Of course Gerontius Took (the Old Took) and Bandobras "Bullroarer" Took, are two different Tooks. 
Bullroarer is Old Took's great granduncle.

Other than Gerontius being the 14th or 26th Shire Thain (a difference mentioned which I'm going to sort out) and living to 130 (without the help of a ring..!!) and Bandobras being the tallest "Halfling" in Shire history and slaying the leader of the maurading orcs at the Battle, there's naught else about them I can find.

Battle of the Green Fields (Bandobras) - TA 2747 (1147 Shire Reconing).

They provide a bit of comic relief, and of course their family trees provide some equally intriguing characters into the time of Bilbo and Frodo's existences.


----------



## Will Whitfoot (Jul 23, 2022)

Well-aged Enting said:


> Other than Gerontius being the 26th Shire-Thain and living to 130 (without the help of a ring..!!) and Bandobras being the tallest "Halfling" in Shire history and slaying the leader of the maurading orcs, there's naught else about them I can find.


Well... the Dunedain are long lived... and tall. One might suggest that Gerontius' mother perhaps look a Ranger lover as a lass... such things are not unheard of....


----------



## Ent (Jul 23, 2022)

Will Whitfoot said:


> Well... the Dunedain are long lived... and tall. One might suggest that Gerontius' mother perhaps look a Ranger lover as a lass... such things are not unheard of....



Indeed could be. Speculations abound where Tolkien was silent. 'Tis the beauty of invention.


----------



## Squint-eyed Southerner (Jul 23, 2022)

_'As far as he was concerned they were just food-growers who happened to work the fields on either side of the Dwarves' ancestral road to the Mountains.'_
UT, The Quest of Erebor, Appendix

The "he" is Thorin, "they" are the hobbits of the Shire, and the speaker is Gandalf. So the conclusion must be that there was trade between Dwarves and hobbits.

As for the diamond studs, leaving aside the traditional mutual suspicion between the races, I don't think the Elves need be invoked at all. For one thing, we have this, from "A Long-expected Party":


> On this occasion the presents were unusually good. The hobbit-children were so excited that for a while they almost forgot about eating. There were toys the like of which they had never seen before, all beautiful and some obviously magical. Many of them had indeed been ordered a year before, and had come all the way from the Mountain and from Dale, and were of real dwarf-make.

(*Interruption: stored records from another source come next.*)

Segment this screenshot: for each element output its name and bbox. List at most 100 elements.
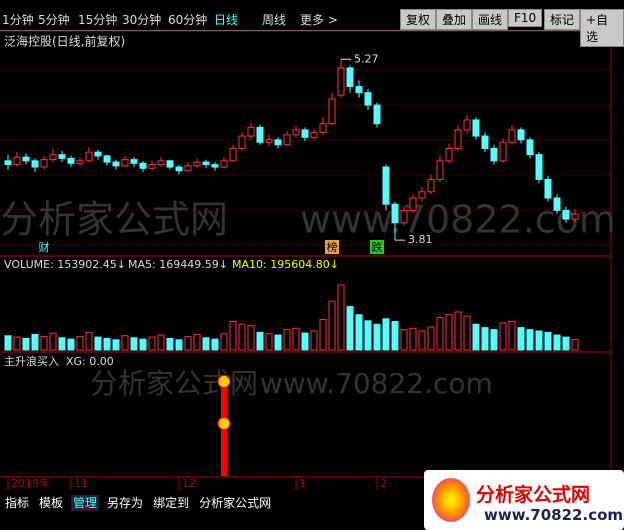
tool-button[interactable]: +自选	[580, 9, 624, 47]
tool-button[interactable]: 画线	[472, 9, 509, 30]
volume-bar	[229, 321, 237, 351]
volume-bar	[220, 333, 228, 351]
candle-body	[49, 154, 57, 161]
candle-body	[319, 123, 327, 133]
candle-body	[22, 156, 30, 162]
candle-body	[445, 147, 453, 162]
logo-url: www.70822.com	[484, 506, 624, 524]
candle-body	[58, 154, 66, 159]
volume-bar	[364, 320, 372, 351]
volume-bar	[40, 335, 48, 351]
candle-body	[265, 139, 273, 143]
volume-bar	[265, 333, 273, 351]
x-tick-label: 1	[299, 477, 306, 490]
tool-button[interactable]: 标记	[544, 9, 581, 30]
watermark: www.70822.com	[260, 367, 493, 400]
volume-bar	[562, 336, 570, 351]
candle-body	[409, 197, 417, 211]
bottom-tab[interactable]: 管理	[71, 495, 100, 511]
candle-body	[310, 131, 318, 138]
candle-body	[13, 156, 21, 166]
volume-bar	[436, 316, 444, 351]
candle-body	[427, 178, 435, 193]
candle-body	[373, 104, 381, 125]
candle-body	[337, 67, 345, 96]
period-tab[interactable]: 1分钟	[2, 13, 34, 27]
volume-label: MA5: 169449.59↓	[128, 258, 228, 271]
candle-body	[31, 160, 39, 168]
candle-body	[202, 161, 210, 166]
volume-bar	[31, 333, 39, 351]
candle-body	[517, 129, 525, 141]
candle-body	[499, 141, 507, 162]
bottom-tab[interactable]: 绑定到	[153, 496, 190, 510]
candle-body	[490, 147, 498, 162]
tool-button[interactable]: F10	[508, 9, 543, 27]
marker-label: 跌	[372, 240, 383, 254]
candle-body	[535, 154, 543, 180]
period-tab[interactable]: 60分钟	[168, 13, 208, 27]
volume-bar	[571, 339, 579, 351]
period-tab[interactable]: 更多 >	[300, 13, 338, 27]
volume-label: VOLUME: 153902.45↓	[4, 258, 126, 271]
bottom-tab[interactable]: 分析家公式网	[199, 496, 272, 510]
candle-body	[220, 160, 228, 168]
volume-bar	[355, 314, 363, 351]
watermark: 分析家公式网	[0, 198, 228, 242]
period-tab[interactable]: 5分钟	[38, 13, 70, 27]
volume-bar	[499, 322, 507, 351]
candle-body	[238, 135, 246, 149]
period-tab[interactable]: 日线	[214, 13, 239, 27]
volume-bar	[112, 339, 120, 351]
volume-bar	[283, 329, 291, 351]
candle-body	[157, 160, 165, 166]
period-tab[interactable]: 15分钟	[78, 13, 118, 27]
candle-body	[4, 160, 12, 166]
volume-bar	[175, 339, 183, 351]
volume-bar	[130, 337, 138, 351]
volume-bar	[535, 330, 543, 351]
bottom-tab[interactable]: 模板	[39, 496, 64, 510]
bottom-tab[interactable]: 另存为	[107, 496, 144, 510]
marker-label: 榜	[327, 240, 338, 254]
tool-button[interactable]: 叠加	[436, 9, 473, 30]
volume-bar	[463, 315, 471, 351]
volume-bar	[508, 321, 516, 351]
volume-bar	[418, 330, 426, 351]
volume-bar	[427, 326, 435, 351]
candle-body	[571, 213, 579, 220]
indicator-label: XG: 0.00	[66, 355, 114, 368]
volume-bar	[211, 338, 219, 351]
volume-bar	[526, 329, 534, 351]
volume-bar	[193, 333, 201, 351]
candle-body	[112, 161, 120, 167]
candle-body	[247, 126, 255, 137]
volume-bar	[22, 337, 30, 351]
volume-bar	[4, 335, 12, 351]
volume-bar	[139, 338, 147, 351]
title: 泛海控股(日线,前复权)	[4, 34, 125, 49]
volume-bar	[13, 336, 21, 351]
volume-bar	[544, 331, 552, 351]
toolbar: 1分钟 5分钟 15分钟 30分钟 60分钟 日线 周线 更多 > 复权 叠加 画线 F10 标记 +自选	[0, 8, 624, 47]
period-tab[interactable]: 30分钟	[122, 13, 162, 27]
volume-bar	[310, 330, 318, 351]
volume-bar	[247, 325, 255, 351]
bottom-tabs: 指标 模板 管理 另存为 绑定到 分析家公式网	[0, 494, 420, 512]
tool-button[interactable]: 复权	[400, 9, 437, 30]
volume-bar	[148, 336, 156, 351]
marker-box	[370, 240, 384, 254]
bottom-tab[interactable]: 指标	[5, 496, 30, 510]
volume-bar	[292, 327, 300, 351]
candle-body	[292, 129, 300, 136]
candle-body	[229, 147, 237, 162]
candle-body	[481, 135, 489, 149]
volume-bar	[553, 334, 561, 351]
candle-body	[130, 159, 138, 164]
candle-body	[67, 157, 75, 164]
volume-bar	[337, 284, 345, 351]
period-tab[interactable]: 周线	[262, 13, 287, 27]
logo-name: 分析家公式网	[476, 484, 591, 506]
candle-body	[418, 191, 426, 199]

We have to keep in mind that in this first chapter, we are essentially still in the world of _The Hobbit_; the enlargement into the darker tale only begins to emerge at the end. The "magic" in the toys, seen through the eyes of hobbit-children, could easily be attributed to the natural mechanical ingenuity of Dwarves, as alluded to in posts above. It's ambiguous, I grant, and can be considered a toss-up.

But the studs themselves were given by _Gandalf_; a wizard, and at this point still the wizard of _The Hobbit_, who would not be above "magic cufflinks". Whether Dwarves had any connection with them is another question.

Just to point out that Gerontius was Bilbo's maternal grandfather; this partly accounts for Bilbo's "competition", and also perhaps for the resentment at his being "unchanged" more than long-lived. The Tooks, after all, were considered a "remarkable" race; enough so to give rise to the story that "long ago one of the Took ancestors must have taken a fairy wife". In fact, the first edition has


> It had always been said that long ago one or another of the Tooks had married into a fairy family (the less friendly said a goblin family)


As far as I know the Shire hobbits had no knowledge of the Dunedain, but if they had, I suppose they might well have been included in the rumors. I'd have serious doubts, myself. 😄


----------



## Elbereth Vala Varda (Jul 24, 2022)

Squint-eyed Southerner said:


> _'As far as he was concerned they were just food-growers who happened to work the fields on either side of the Dwarves' ancestral road to the Mountains.'_
> UT, The Quest of Erebor, Appendix
> 
> The "he" is Thorin, "they" are the hobbits of the Shire, and the speaker is Gandalf. So the conclusion must be that there was trade between Dwarves and hobbits.
> ...


Good points, Squint. Thanks.


----------